Lecture 1: the concept of jets.

Starting from elementary QCD aspects I will discuss key properties of the final state of e+e- collisions (e.g. LEP). The goal here is to discuss basic properties of hadronic final states and to introduce the concept of jets. I will move to the case of proton-proton collisions, discussing jet algorithms/definitions.
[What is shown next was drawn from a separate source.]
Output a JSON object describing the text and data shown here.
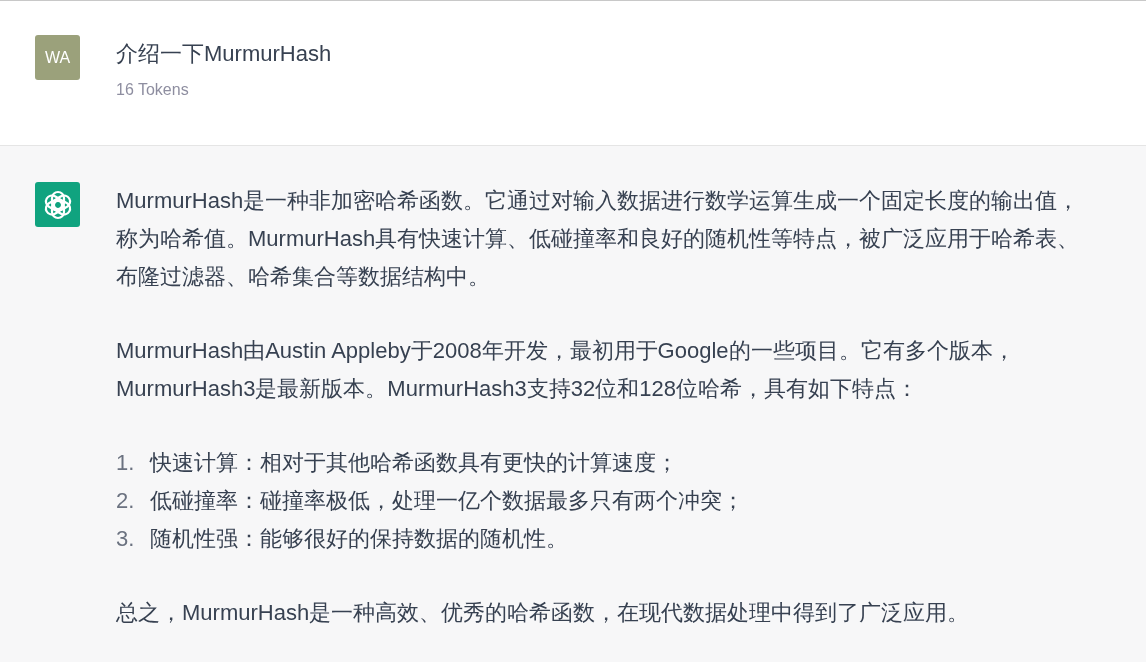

I plan to discuss basic phenomenological applications as well as connections with fixed-order (amplitude) calculations an d event simulations (Monte Carlo generators).

Lecture 2: all-order calculations in QCD.

In a way, jets cover energy scales ranging from the high energy of the collision all the way down to the non-perturbative/hadronisation scale of QCD. A consequence is that jet physics often need all-order calculations in (perturbative) QCD. I will spend this lecture showing how such a calculation can be organised, taking the case of the jet mass as an example.

Lecture 3: Jet substructure (concepts and applications).

This will introduce the field of jet substructure and cover its broad range of phenomenological applications. In a nutshell, jet substructure was born about 10 years ago realising that looking at the internal structure of jets brought new physics opportunities. This field is now established as a common tool in collider phenomenology. I will introduce the main ideas behind jet substructure techniques, describe a few of them in more details. I will discuss applications to new physics searches, precision calculations, heavy-ion collisions and Deep Learning techniques.

Lecture 4-5: Jet substructure in QCD

I will cover several aspects of QCD calculations in the context of jet substructure with a specific focus on their conceptual interpretation. This will cover applications to quark/gluon separation, heavy-boson (W/Z/Higgs) tagging as well as a few curiosities that arise in the process of understanding jet substructure from first principles in perturbative QCD.

Remarks:

In terms of reference material, most of material covered in the lectures can be found in the set of Springer Lecture Notes "Looking Inside Jets: an introduction to jet substructure and boosted-object

phenomenology" (arXiv:arXiv:1901.10342).

Some of the material covered in the first lecture can also be found in the review "Towards Jetography" (arXiv:arXiv:0906.1833) as well as in standard QCD textbooks (e.g. "QCD and collider physics" by Keith Ellis, James Stirling and Brian Webber).

The first and third lectures will be oriented towards concepts and phenomenological aspects. While keeping physics consequences as a target, lectures 2, 4 and 5 will focus more on calculations in the context of perturbative QCD. Note however that this is a tentative plan: I am happy to make adjustments if, in the course of the lectures, it appears that some aspects are worth exploring in more details or some different directions worth being introduced.